O economista canadense John Helliwell contou este episódio numa palestra em São Paulo sobre Felicidade Interna Bruta.
Algumas pessoas foram convidadas a participar de uma pesquisa e, como presente pela colaboração, ganhariam uma viagem de vários dias. Elas responderam um questionário com várias perguntas e em seguida viajaram. Sem que os participantes soubessem, o que estava sendo estudado era seu comportamento durante a viagem.
Um dos grupos ganhou uma viagem para, digamos, Fortaleza. Outro, ganhou uma viagem para, digamos, Paris. Um terceiro grupo pôde escolher entre esses dois destinos: alguns escolheram Fortaleza e outros escolheram Paris.
Aqueles que não puderam escolher embarcaram para o destino determinado pelos organizadores, Paris ou Fortaleza. Divertiram-se do começo ao fim da viagem, acharam tudo o máximo e voltaram para casa muito felizes.
Os que escolheram Paris estavam muito felizes quando lá desembarcaram mas, lá pela metade da viagem, começaram a se questionar se não teria sido melhor escolher Fortaleza, pois lá não estariam passando tanto frio, encontrariam gente que fala a mesma língua e, afinal, comer um peixe olhando para o mar é muito mais divertido que andar de metrô e ir a museus.
Enquanto isso, os participantes que escolheram Fortaleza ficaram encantados quando chegaram àquelas praia maravilhosas. Porém, passados alguns dias, começaram a se perguntar se Paris não estaria mais interessante, com todo o seu charme à noite, as compras que poderiam fazer e, afinal, não é todo dia que se pode viajar para a Europa, enquanto que praias lindas existem pelo Brasil inteiro.
Quem teve a oportunidade de escolher acabou carregando, além de toda a bagagem, o peso dessa escolha, que nada mais é do que o peso da alternativa que deixou de escolher.

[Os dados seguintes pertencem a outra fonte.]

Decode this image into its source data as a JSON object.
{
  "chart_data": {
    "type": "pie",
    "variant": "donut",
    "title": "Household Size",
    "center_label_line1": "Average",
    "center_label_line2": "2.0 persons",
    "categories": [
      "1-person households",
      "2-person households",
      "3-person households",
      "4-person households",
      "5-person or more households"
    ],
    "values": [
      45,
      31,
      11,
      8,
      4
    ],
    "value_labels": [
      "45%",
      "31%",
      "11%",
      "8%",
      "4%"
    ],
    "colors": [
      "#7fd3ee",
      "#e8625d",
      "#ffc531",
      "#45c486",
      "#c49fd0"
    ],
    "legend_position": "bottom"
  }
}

Foi tão pesado que estragou parte da viagem.
O fato de saber que poderia ter escolhido a outra opção fica ali, quieto, num canto da memória. De repente, começa a rondar o pensamento com tanta força que tira a atenção da pessoa de tudo que está acontecendo ali, naquele momento presente que a pessoa está (ou deveria estar) vivendo.
Aquilo que a pessoa tem já não pode mais satisfazê-la, e ela já começa a antecipar o próximo ato de consumo.
A sociedade de consumo se orgulha de oferecer aos seus membros — os consumidores — a tão sagrada liberdade de escolha. Naturalmente estamos falando da liberdade entre consumir isto ou consumir aquilo. Conta vantagem em relação a outras sociedades, chamando-as de menos desenvolvidas, pois lá existiria menos liberdade. Fala inclusive de seu próprio passado, de um tempo em que “nossos avós não tinham tantas opções”, alegrando-se por ter superado esses “tempos difíceis”.
Saturar os consumidores com tantas opções de escolha é, por si só, um importante mecanismo de criação de desejos nesta sociedade (além, evidentemente, de todas as formas de propaganda, incluindo aquela feita pela rede social próxima da pessoa, sem qualquer custo para a empresa). Só saber que há tantas alternativas já cria no consumidor a sensação de “nunca está suficiente”.
Em suas palestras, John Helliwell salienta que a felicidade não está ligada à liberdade de fazer escolhas mercadológicas, mas sim à “liberdade de fazer escolhas relevantes na vida”.
Fico feliz que as pessoas tenham a liberdade de traçar o seu projeto de vida, mesmo sabendo que muitas escolherão passar a vida dentro de um automóvel.
E fico feliz, sobretudo, por eu ter a liberdade de escolher uma vida diferente.